Is algae the answer?
Algae are known to contain high quantities of protein – up to 47% by weight, according to research – and this abundance of protein makes algae one of the most interesting new sources of protein for food applications.
Algae protein isolate could also be a cost effective alternative to meat proteins. Dutch research organisation TNO have already started to investigate this potential, after they spied an opportunity to extract protein from coldwater algae – which it believes could herald a new, environmentally-friendly, source of protein and a meat analogue.
tNO researcher Korstanje said the protein rubisco – found in algae – has good functionality for food applications due to its structuring properties that make it useful for stabilising foams and gives it “high potential uses in meat replacement products.”

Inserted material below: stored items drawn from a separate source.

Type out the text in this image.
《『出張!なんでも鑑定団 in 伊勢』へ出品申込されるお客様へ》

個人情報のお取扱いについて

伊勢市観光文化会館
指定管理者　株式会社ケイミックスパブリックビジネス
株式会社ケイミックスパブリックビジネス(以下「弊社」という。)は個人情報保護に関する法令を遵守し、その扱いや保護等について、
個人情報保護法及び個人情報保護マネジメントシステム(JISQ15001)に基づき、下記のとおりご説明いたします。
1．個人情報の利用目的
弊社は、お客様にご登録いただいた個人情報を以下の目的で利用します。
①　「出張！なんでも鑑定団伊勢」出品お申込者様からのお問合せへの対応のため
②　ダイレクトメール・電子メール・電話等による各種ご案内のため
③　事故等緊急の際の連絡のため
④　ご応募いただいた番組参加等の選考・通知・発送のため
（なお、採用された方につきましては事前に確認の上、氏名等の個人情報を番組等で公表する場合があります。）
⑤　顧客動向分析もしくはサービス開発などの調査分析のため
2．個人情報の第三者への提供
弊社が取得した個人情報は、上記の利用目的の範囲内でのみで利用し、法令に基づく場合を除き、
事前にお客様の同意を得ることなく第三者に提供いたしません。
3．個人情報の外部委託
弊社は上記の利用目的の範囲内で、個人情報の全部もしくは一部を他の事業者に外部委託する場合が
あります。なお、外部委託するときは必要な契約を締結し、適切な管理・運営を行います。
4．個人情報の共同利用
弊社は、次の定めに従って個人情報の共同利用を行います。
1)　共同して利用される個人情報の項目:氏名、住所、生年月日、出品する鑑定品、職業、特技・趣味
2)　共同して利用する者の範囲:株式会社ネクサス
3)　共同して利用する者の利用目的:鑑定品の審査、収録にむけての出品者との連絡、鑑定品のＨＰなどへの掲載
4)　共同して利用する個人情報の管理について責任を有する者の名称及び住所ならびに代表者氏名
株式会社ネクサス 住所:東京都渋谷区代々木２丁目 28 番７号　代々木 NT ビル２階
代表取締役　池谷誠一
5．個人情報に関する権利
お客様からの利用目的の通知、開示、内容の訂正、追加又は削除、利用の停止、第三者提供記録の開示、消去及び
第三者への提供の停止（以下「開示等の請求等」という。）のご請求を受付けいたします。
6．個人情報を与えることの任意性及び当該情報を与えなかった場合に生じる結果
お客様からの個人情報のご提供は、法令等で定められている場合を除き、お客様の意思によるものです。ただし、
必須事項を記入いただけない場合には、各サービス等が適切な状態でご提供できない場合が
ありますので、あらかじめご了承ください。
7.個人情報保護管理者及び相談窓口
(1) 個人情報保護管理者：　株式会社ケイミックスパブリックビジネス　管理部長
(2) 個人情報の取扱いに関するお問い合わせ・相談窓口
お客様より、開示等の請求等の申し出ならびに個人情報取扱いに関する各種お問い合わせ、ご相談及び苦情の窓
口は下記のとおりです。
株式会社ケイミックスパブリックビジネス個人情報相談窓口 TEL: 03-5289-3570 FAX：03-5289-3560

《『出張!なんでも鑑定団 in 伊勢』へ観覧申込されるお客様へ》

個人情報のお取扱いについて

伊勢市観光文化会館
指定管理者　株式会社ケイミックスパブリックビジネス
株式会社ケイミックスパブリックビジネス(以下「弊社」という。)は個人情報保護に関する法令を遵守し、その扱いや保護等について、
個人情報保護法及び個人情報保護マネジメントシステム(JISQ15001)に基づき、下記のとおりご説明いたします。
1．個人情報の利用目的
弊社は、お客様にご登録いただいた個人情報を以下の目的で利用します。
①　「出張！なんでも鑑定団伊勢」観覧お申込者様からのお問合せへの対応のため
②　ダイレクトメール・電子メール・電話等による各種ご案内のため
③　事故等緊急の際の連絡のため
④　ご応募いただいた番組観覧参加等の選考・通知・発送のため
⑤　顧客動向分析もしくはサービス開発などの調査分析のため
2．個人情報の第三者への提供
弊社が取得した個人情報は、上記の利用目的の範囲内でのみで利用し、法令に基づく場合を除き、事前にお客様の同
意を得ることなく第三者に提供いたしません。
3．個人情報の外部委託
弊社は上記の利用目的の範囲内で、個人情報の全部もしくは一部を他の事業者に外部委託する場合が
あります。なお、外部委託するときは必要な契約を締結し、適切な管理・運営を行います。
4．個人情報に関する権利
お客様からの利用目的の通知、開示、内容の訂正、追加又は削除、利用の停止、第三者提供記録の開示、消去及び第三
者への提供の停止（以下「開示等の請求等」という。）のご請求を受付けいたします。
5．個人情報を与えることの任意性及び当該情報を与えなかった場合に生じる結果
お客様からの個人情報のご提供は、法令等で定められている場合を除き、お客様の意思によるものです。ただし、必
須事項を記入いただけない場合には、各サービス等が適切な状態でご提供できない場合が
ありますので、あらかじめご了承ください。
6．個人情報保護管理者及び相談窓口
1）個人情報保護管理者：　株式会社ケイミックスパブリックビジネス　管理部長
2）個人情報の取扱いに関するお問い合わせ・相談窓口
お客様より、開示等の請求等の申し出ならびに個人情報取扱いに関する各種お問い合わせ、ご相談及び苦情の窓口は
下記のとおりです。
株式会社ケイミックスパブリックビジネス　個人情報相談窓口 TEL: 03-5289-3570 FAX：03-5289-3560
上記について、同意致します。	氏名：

Consumption of insects may be a natural part of many cultures, but most Western consumers would balk at the thought of eating foods made from our six-legged friends.

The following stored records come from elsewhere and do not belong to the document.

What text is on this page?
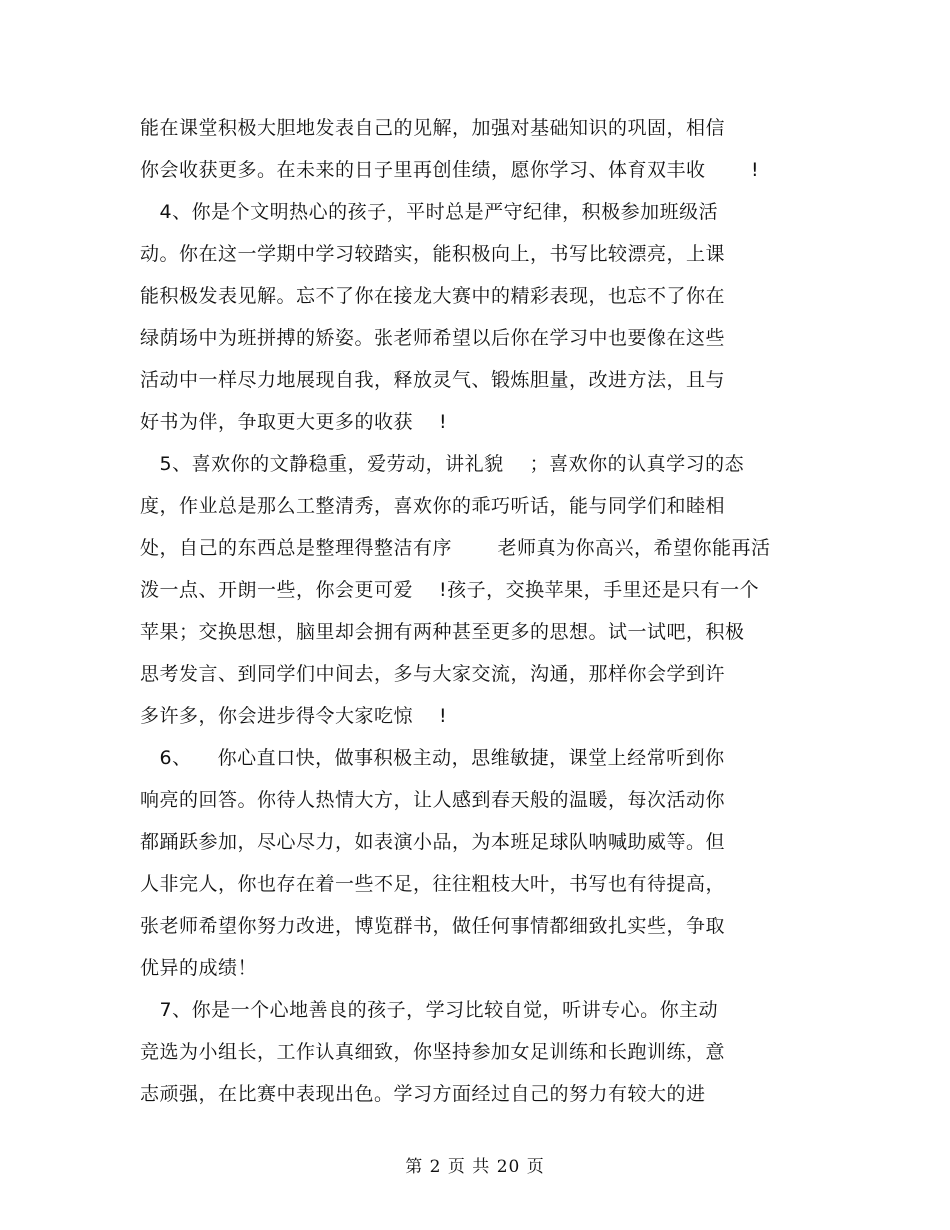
能在课堂积极大胆地发表自己的见解，加强对基础知识的巩固，相信
你会收获更多。在未来的日子里再创佳绩，愿你学习、体育双丰收 　　!
　4、你是个文明热心的孩子，平时总是严守纪律，积极参加班级活
动。你在这一学期中学习较踏实，能积极向上，书写比较漂亮，上课
能积极发表见解。忘不了你在接龙大赛中的精彩表现，也忘不了你在
绿荫场中为班拼搏的矫姿。张老师希望以后你在学习中也要像在这些
活动中一样尽力地展现自我，释放灵气、锻炼胆量，改进方法，且与
好书为伴，争取更大更多的收获 　!
　5、喜欢你的文静稳重，爱劳动，讲礼貌 　；喜欢你的认真学习的态
度，作业总是那么工整清秀，喜欢你的乖巧听话，能与同学们和睦相
处，自己的东西总是整理得整洁有序 　　老师真为你高兴，希望你能再活
泼一点、开朗一些，你会更可爱 　!孩子，交换苹果，手里还是只有一个
苹果；交换思想，脑里却会拥有两种甚至更多的思想。试一试吧，积极
思考发言、到同学们中间去，多与大家交流，沟通，那样你会学到许
多许多，你会进步得令大家吃惊 　!
　6、 　你心直口快，做事积极主动，思维敏捷，课堂上经常听到你
响亮的回答。你待人热情大方，让人感到春天般的温暖，每次活动你
都踊跃参加，尽心尽力，如表演小品，为本班足球队呐喊助威等。但
人非完人，你也存在着一些不足，往往粗枝大叶，书写也有待提高，
张老师希望你努力改进，博览群书，做任何事情都细致扎实些，争取
优异的成绩！
　7、你是一个心地善良的孩子，学习比较自觉，听讲专心。你主动
竞选为小组长，工作认真细致，你坚持参加女足训练和长跑训练，意
志顽强，在比赛中表现出色。学习方面经过自己的努力有较大的进
第 2 页 共 20 页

However, the potential for food made from purified insect protein is massive, with the European Union and national food agencies backing plans for foods containing insects.
It’s easy to see why, too. The average insect provides similar nutritional value to meat in terms of calories and protein content, but is much lower in price and generally contains much less fat.
Many insects are also rich of nutrients such as calcium, niacin, iron, protein, potassium and B vitamins.
As a result, the UK’s food safety agency indicated last year that purified or partially purified insect protein could become commercial viable if a reliable source could be identified, whilst the Dutch government has long been in favour of encouraging insect consumption.
The European Union will also spend €3m on research on 'the potential of insects as an alternative source of protein.”
“In principle there are three ways insects could be consumed. First as whole insects, recognizable as such; second, whole insects processed in some powder or paste; third, as an extract such as a protein isolate,” explains Harmke Klunder from Wageningen University in The Netherlands – who recently led a study into the potential of insect protein.
However, many food experts warned that insects would probably have to be ‘disguised’ or used as part of a ‘hybrid’ meat product – such as a burger with ‘added insect protein’ – for Western consumers.
Test tube burgers?
In addition to replacing meat with alternative protein source, there is mounting interest in growing meat from a sustainable source in the lab
Dr Professor Mark Post of Maastricht University, the Netherlands, argues that the idea of growing meat in vitro could offer the beginning of a new solution to the ever increasing demand for meat.
Post is working on an efficient way to produce skeletal muscle tissue in a laboratory that exactly mimics meat – something he believes could eventually replace the entire meat-animal industry. And he is succeeding.
The World’s first burger made entirely from meat grown in his laboratory is due to be ready later this year.
In a podcast with FoodNavigator last year (found here), Post explained that his team are currently working on producing the burger from around 10,000 stem cells extracted from cattle.
The cells are left to multiply by more than a billion times, producing muscle tissue that will then be used to make burgers.
The project is funded with 250,000 euros from an anonymous private investor, who Dr Post revealed is motivated by "care for the environment, food for the world, and interest in life-transforming technologies."
He said that whilst his team are currently aiming to produce small strands of meat which can then be processed to produce “burgers and sausage type foods,” the long term goals of the project “have to be to grow much larger pieces of meat, such as steaks and chops.”
“Hopefully this will create enough enthusiasm and financial support to upscale and economise the processes, so that we can improve and start to think about a real manufacturing process,” said Post.